Só demonstra a distância cada vez maior entre a sociedade e a classe política, diferença bem captada pelo marqueteiro João Santana, que parece ser o cérebro por trás dessa faxina ministerial.

Como não é uma política capaz de transformar em retórica de palanque essa força que a sociedade lhe dá, a presidente Dilma parece presa a uma armadilha que não tem saída fácil.

Embora tenha uma base política aliada que cobre cerca de 70% do Congresso, a presidente Dilma vem desagradando a seus apoiadores de tal maneira que hoje já não é possível saber a quantas anda sua base aliada real.

Por razões corretas, como a insatisfação com as grosserias presidenciais ou com sua maneira centralizadora de presidir a República, ou pelas piores razões, seus aliados estão hoje com o pé atrás em relação aos seus futuros políticos e não se entusiasmam muito com a perspectiva de ter Dilma como presidente em um segundo mandato.

Isso mal encerrada a metade do primeiro ano do primeiro mandato, o que é um péssimo sinal do que teremos pela frente.

Não chego a achar que ela virá a ter problemas para terminar seu mandato, como o ex-ministro José Dirceu andou comentando em rodas brasilienses - e depois desmentiu, como é próprio dos boquirrotos apanhados em indiscrições -, mas que terá dificuldades políticas no Congresso, isso terá.

Para a parte da base aliada que ainda faz política, a centralização das decisões não apenas retira poder de seus subordinados diretos, que não podem decidir com autonomia, como emperra a máquina pública.

Também a grosseria no trato pessoal ergue um muro que separa a presidente de seus assessores, tornando problemática a convivência no Palácio do Planalto.

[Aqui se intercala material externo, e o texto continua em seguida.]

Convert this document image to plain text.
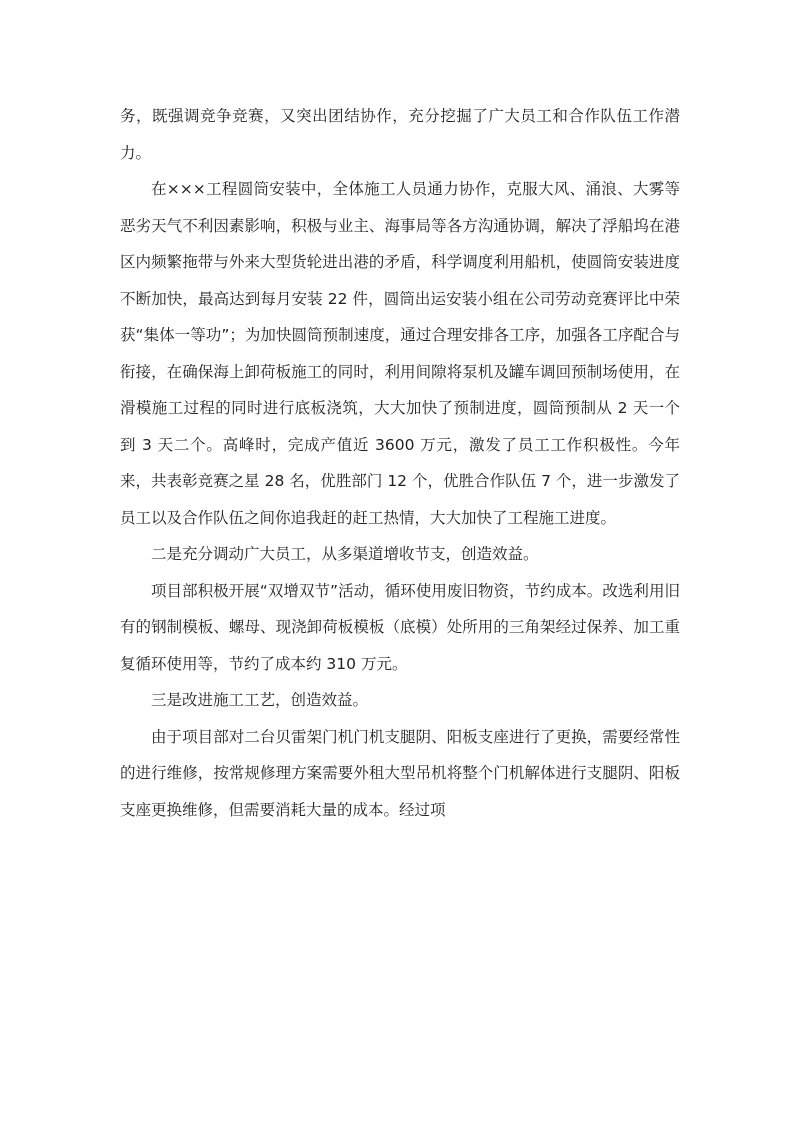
务，既强调竞争竞赛，又突出团结协作，充分挖掘了广大员工和合作队伍工作潜力。

在×××工程圆筒安装中，全体施工人员通力协作，克服大风、涌浪、大雾等恶劣天气不利因素影响，积极与业主、海事局等各方沟通协调，解决了浮船坞在港区内频繁拖带与外来大型货轮进出港的矛盾，科学调度利用船机，使圆筒安装进度不断加快，最高达到每月安装 22 件，圆筒出运安装小组在公司劳动竞赛评比中荣获“集体一等功”；为加快圆筒预制速度，通过合理安排各工序，加强各工序配合与衔接，在确保海上卸荷板施工的同时，利用间隙将泵机及罐车调回预制场使用，在滑模施工过程的同时进行底板浇筑，大大加快了预制进度，圆筒预制从 2 天一个到 3 天二个。高峰时，完成产值近 3600 万元，激发了员工工作积极性。今年来，共表彰竞赛之星 28 名，优胜部门 12 个，优胜合作队伍 7 个，进一步激发了员工以及合作队伍之间你追我赶的赶工热情，大大加快了工程施工进度。

二是充分调动广大员工，从多渠道增收节支，创造效益。

项目部积极开展“双增双节”活动，循环使用废旧物资，节约成本。改选利用旧有的钢制模板、螺母、现浇卸荷板模板（底模）处所用的三角架经过保养、加工重复循环使用等，节约了成本约 310 万元。

三是改进施工工艺，创造效益。

由于项目部对二台贝雷架门机门机支腿阴、阳板支座进行了更换，需要经常性的进行维修，按常规修理方案需要外租大型吊机将整个门机解体进行支腿阴、阳板支座更换维修，但需要消耗大量的成本。经过项
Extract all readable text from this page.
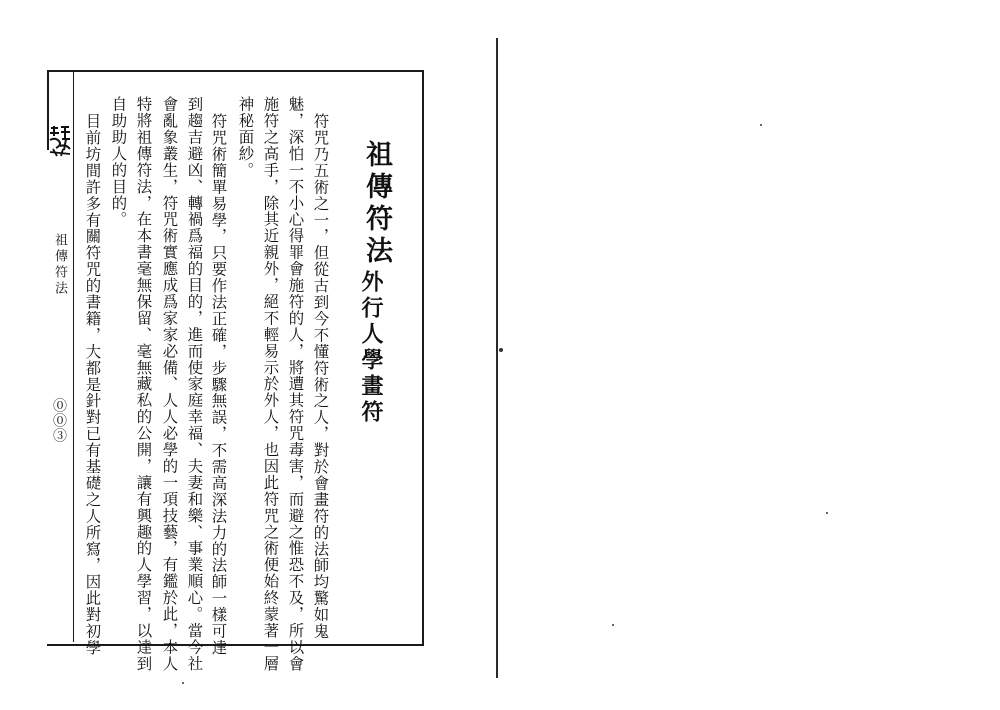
祖傳符法
外行人學畫符
符咒乃五術之一，但從古到今不懂符術之人，對於會畫符的法師均驚如鬼
魅，深怕一不小心得罪會施符的人，將遭其符咒毒害，而避之惟恐不及，所以會
施符之高手，除其近親外，絕不輕易示於外人，也因此符咒之術便始終蒙著一層
神秘面紗。
符咒術簡單易學，只要作法正確，步驟無誤，不需高深法力的法師一樣可達
到趨吉避凶、轉禍爲福的目的，進而使家庭幸福、夫妻和樂、事業順心。當今社
會亂象叢生，符咒術實應成爲家家必備、人人必學的一項技藝，有鑑於此，本人
特將祖傳符法，在本書毫無保留、毫無藏私的公開，讓有興趣的人學習，以達到
自助助人的目的。
目前坊間許多有關符咒的書籍，大都是針對已有基礎之人所寫，因此對初學
祖傳符法
⓪⓪③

Mas o mais grave, e nesse caso é preciso que a presidente tenha o apoio que ontem alguns senadores lhe ofereceram, é a reação contra a ação de limpeza que vem sendo feita, que fica assim limitada pelos interesses políticos que lhe tolhem os movimentos quando a faxina chega às portas do PMDB e do PT.

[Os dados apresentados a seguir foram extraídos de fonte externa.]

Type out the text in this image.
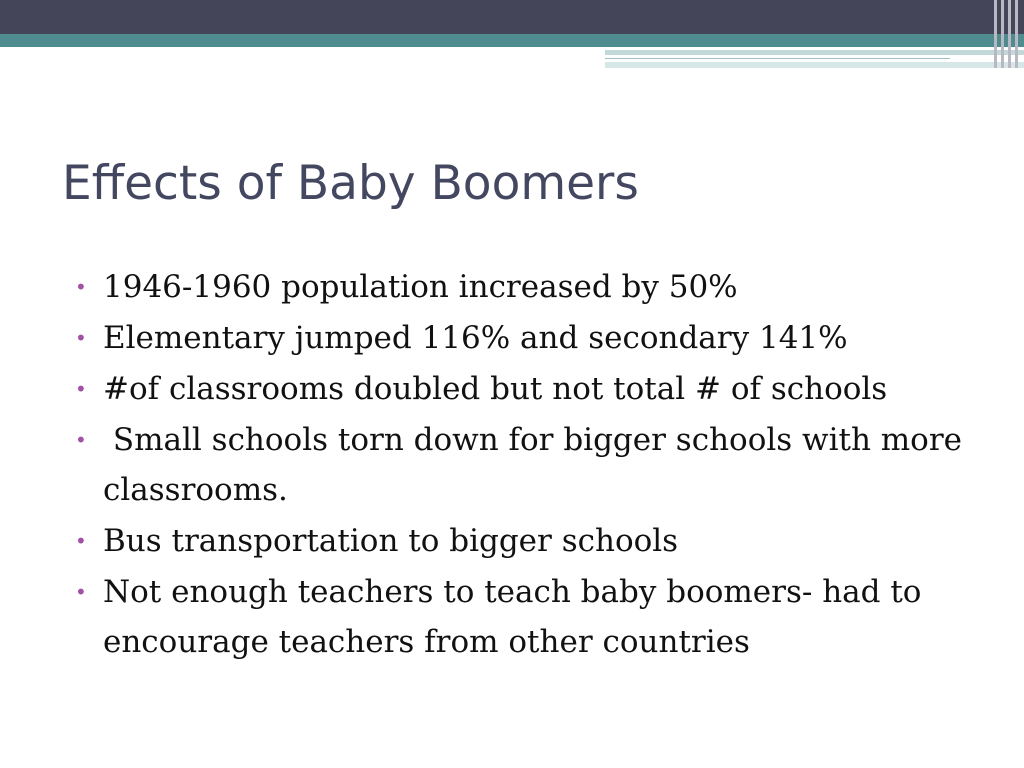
Effects of Baby Boomers
• 1946-1960 population increased by 50%
• Elementary jumped 116% and secondary 141%
• #of classrooms doubled but not total # of schools
• Small schools torn down for bigger schools with more classrooms.
• Bus transportation to bigger schools
• Not enough teachers to teach baby boomers- had to encourage teachers from other countries
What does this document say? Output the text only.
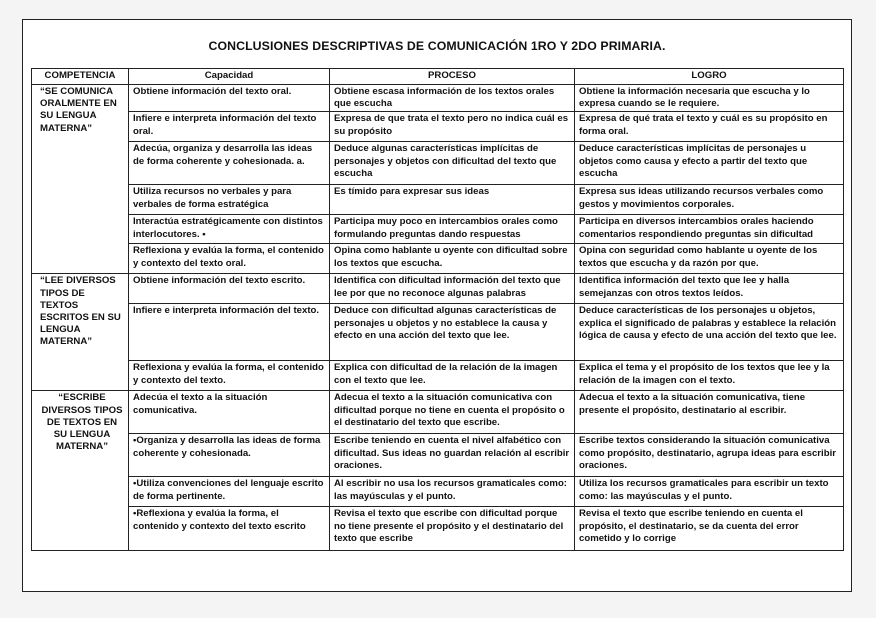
CONCLUSIONES DESCRIPTIVAS DE COMUNICACIÓN 1RO Y 2DO PRIMARIA.
COMPETENCIA	Capacidad	PROCESO	LOGRO
“SE COMUNICA ORALMENTE EN SU LENGUA MATERNA”	Obtiene información del texto oral.	Obtiene escasa información de los textos orales que escucha	Obtiene la información necesaria que escucha y lo expresa cuando se le requiere.
	Infiere e interpreta información del texto oral.	Expresa de que trata el texto pero no indica cuál es su propósito	Expresa de qué trata el texto y cuál es su propósito en forma oral.
	Adecúa, organiza y desarrolla las ideas de forma coherente y cohesionada. a.	Deduce algunas características implícitas de personajes y objetos con dificultad del texto que escucha	Deduce características implícitas de personajes u objetos como causa y efecto a partir del texto que escucha
	Utiliza recursos no verbales y para verbales de forma estratégica	Es tímido para expresar sus ideas	Expresa sus ideas utilizando recursos verbales como gestos y movimientos corporales.
	Interactúa estratégicamente con distintos interlocutores. •	Participa muy poco en intercambios orales como formulando preguntas dando respuestas	Participa en diversos intercambios orales haciendo comentarios respondiendo preguntas sin dificultad
	Reflexiona y evalúa la forma, el contenido y contexto del texto oral.	Opina como hablante u oyente con dificultad sobre los textos que escucha.	Opina con seguridad como hablante u oyente de los textos que escucha y da razón por que.
“LEE DIVERSOS TIPOS DE TEXTOS ESCRITOS EN SU LENGUA MATERNA”	Obtiene información del texto escrito.	Identifica con dificultad información del texto que lee por que no reconoce algunas palabras	Identifica información del texto que lee y halla semejanzas con otros textos leídos.
	Infiere e interpreta información del texto.	Deduce con dificultad algunas características de personajes u objetos y no establece la causa y efecto en una acción del texto que lee.	Deduce características de los personajes u objetos, explica el significado de palabras y establece la relación lógica de causa y efecto de una acción del texto que lee.
	Reflexiona y evalúa la forma, el contenido y contexto del texto.	Explica con dificultad de la relación de la imagen con el texto que lee.	Explica el tema y el propósito de los textos que lee y la relación de la imagen con el texto.
“ESCRIBE DIVERSOS TIPOS DE TEXTOS EN SU LENGUA MATERNA”	Adecúa el texto a la situación comunicativa.	Adecua el texto a la situación comunicativa con dificultad porque no tiene en cuenta el propósito o el destinatario del texto que escribe.	Adecua el texto a la situación comunicativa, tiene presente el propósito, destinatario al escribir.
	• Organiza y desarrolla las ideas de forma coherente y cohesionada.	Escribe teniendo en cuenta el nivel alfabético con dificultad. Sus ideas no guardan relación al escribir oraciones.	Escribe textos considerando la situación comunicativa como propósito, destinatario, agrupa ideas para escribir oraciones.
	• Utiliza convenciones del lenguaje escrito de forma pertinente.	Al escribir no usa los recursos gramaticales como: las mayúsculas y el punto.	Utiliza los recursos gramaticales para escribir un texto como: las mayúsculas y el punto.
	• Reflexiona y evalúa la forma, el contenido y contexto del texto escrito	Revisa el texto que escribe con dificultad porque no tiene presente el propósito y el destinatario del texto que escribe	Revisa el texto que escribe teniendo en cuenta el propósito, el destinatario, se da cuenta del error cometido y lo corrige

No caso do Ministério do Turismo, essa reação ganhou contornos de legalidade com a ação atrabiliária da Polícia Federal e, sobretudo, com o vazamento das fotos feitas pela Polícia Civil de Macapá.

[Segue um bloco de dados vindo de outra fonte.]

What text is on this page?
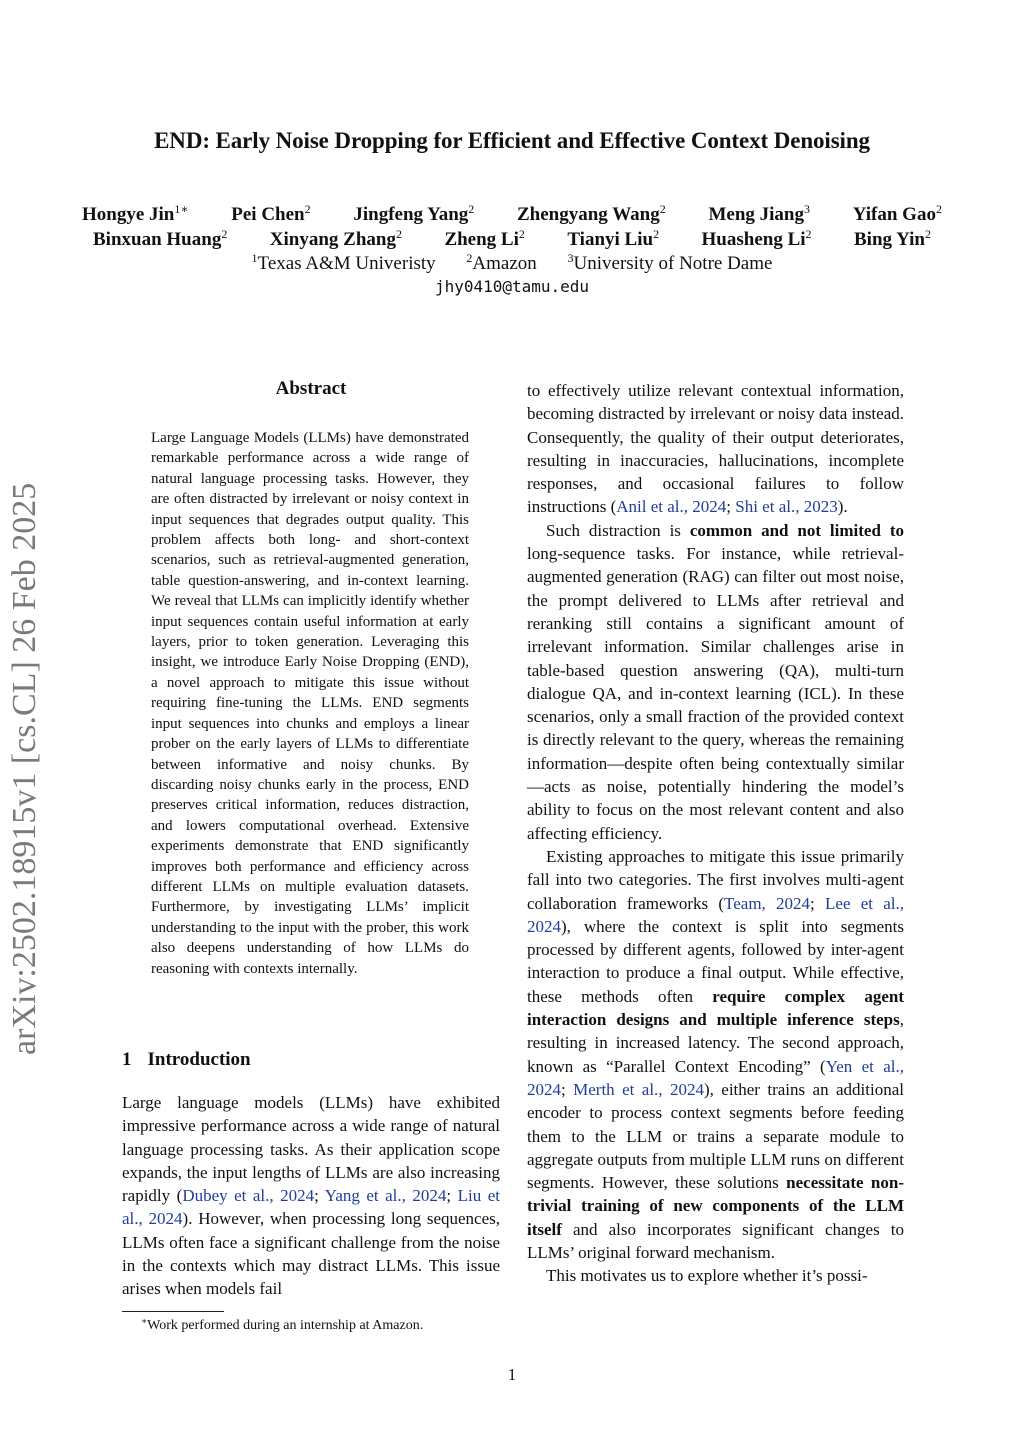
END: Early Noise Dropping for Efficient and Effective Context Denoising
Hongye Jin$^{1∗}$ Pei Chen$^2$ Jingfeng Yang$^2$ Zhengyang Wang$^2$ Meng Jiang$^3$ Yifan Gao$^2$
Binxuan Huang$^2$ Xinyang Zhang$^2$ Zheng Li$^2$ Tianyi Liu$^2$ Huasheng Li$^2$ Bing Yin$^2$
$^1$Texas A&M Univeristy	$^2$Amazon	$^3$University of Notre Dame
jhy0410@tamu.edu
arXiv:2502.18915v1 [cs.CL] 26 Feb 2025
Abstract
Large Language Models (LLMs) have demonstrated remarkable performance across a wide range of natural language processing tasks. However, they are often distracted by irrelevant or noisy context in input sequences that degrades output quality. This problem affects both long- and short-context scenarios, such as retrieval-augmented generation, table question-answering, and in-context learning. We reveal that LLMs can implicitly identify whether input sequences contain useful information at early layers, prior to token generation. Leveraging this insight, we introduce Early Noise Dropping (END), a novel approach to mitigate this issue without requiring fine-tuning the LLMs. END segments input sequences into chunks and employs a linear prober on the early layers of LLMs to differentiate between informative and noisy chunks. By discarding noisy chunks early in the process, END preserves critical information, reduces distraction, and lowers computational overhead. Extensive experiments demonstrate that END significantly improves both performance and efficiency across different LLMs on multiple evaluation datasets. Furthermore, by investigating LLMs’ implicit understanding to the input with the prober, this work also deepens understanding of how LLMs do reasoning with contexts internally.
1 Introduction
Large language models (LLMs) have exhibited impressive performance across a wide range of natural language processing tasks. As their application scope expands, the input lengths of LLMs are also increasing rapidly (Dubey et al., 2024; Yang et al., 2024; Liu et al., 2024). However, when processing long sequences, LLMs often face a significant challenge from the noise in the contexts which may distract LLMs. This issue arises when models fail

to effectively utilize relevant contextual information, becoming distracted by irrelevant or noisy data instead. Consequently, the quality of their output deteriorates, resulting in inaccuracies, hallucinations, incomplete responses, and occasional failures to follow instructions (Anil et al., 2024; Shi et al., 2023).

Such distraction is common and not limited to long-sequence tasks. For instance, while retrieval-augmented generation (RAG) can filter out most noise, the prompt delivered to LLMs after retrieval and reranking still contains a significant amount of irrelevant information. Similar challenges arise in table-based question answering (QA), multi-turn dialogue QA, and in-context learning (ICL). In these scenarios, only a small fraction of the provided context is directly relevant to the query, whereas the remaining information—despite often being contextually similar—acts as noise, potentially hindering the model’s ability to focus on the most relevant content and also affecting efficiency.

Existing approaches to mitigate this issue primarily fall into two categories. The first involves multi-agent collaboration frameworks (Team, 2024; Lee et al., 2024), where the context is split into segments processed by different agents, followed by inter-agent interaction to produce a final output. While effective, these methods often require complex agent interaction designs and multiple inference steps, resulting in increased latency. The second approach, known as “Parallel Context Encoding” (Yen et al., 2024; Merth et al., 2024), either trains an additional encoder to process context segments before feeding them to the LLM or trains a separate module to aggregate outputs from multiple LLM runs on different segments. However, these solutions necessitate non-trivial training of new components of the LLM itself and also incorporates significant changes to LLMs’ original forward mechanism.

This motivates us to explore whether it’s possi-

∗Work performed during an internship at Amazon.
1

Além de não haver razão para que os presos fossem fotografados sem camisa, as fotos foram tornadas públicas, numa ação de desmoralização que afronta os direitos individuais mesmo do maior ladrão.

Esses excessos só beneficiaram os presos, pois o foco da discussão passou a ser os abusos cometidos contra eles, e não os crimes de que são acusados.

Quando a presidente Dilma, com toda a razão, diz que a divulgação das fotos é "inaceitável", ela parece para setores mais radicais estar defendendo os acusados, quando na verdade está defendendo o estado de direito.

"Tenho o dever de afirmar que farei tudo que estiver ao meu alcance para coibir abusos, excessos e afrontas à dignidade de qualquer cidadão que venha a ser investigado. O meu governo quer uma Justiça eficaz, célere, mas sóbria e democrática, senhora da razão e incontestável nas suas atitudes e providências", ressaltou a presidente Dilma em uma declaração pública ontem que define bem sua posição.

Mas a inobservância desses princípios não pode ser pretexto para que as investigações não prossigam.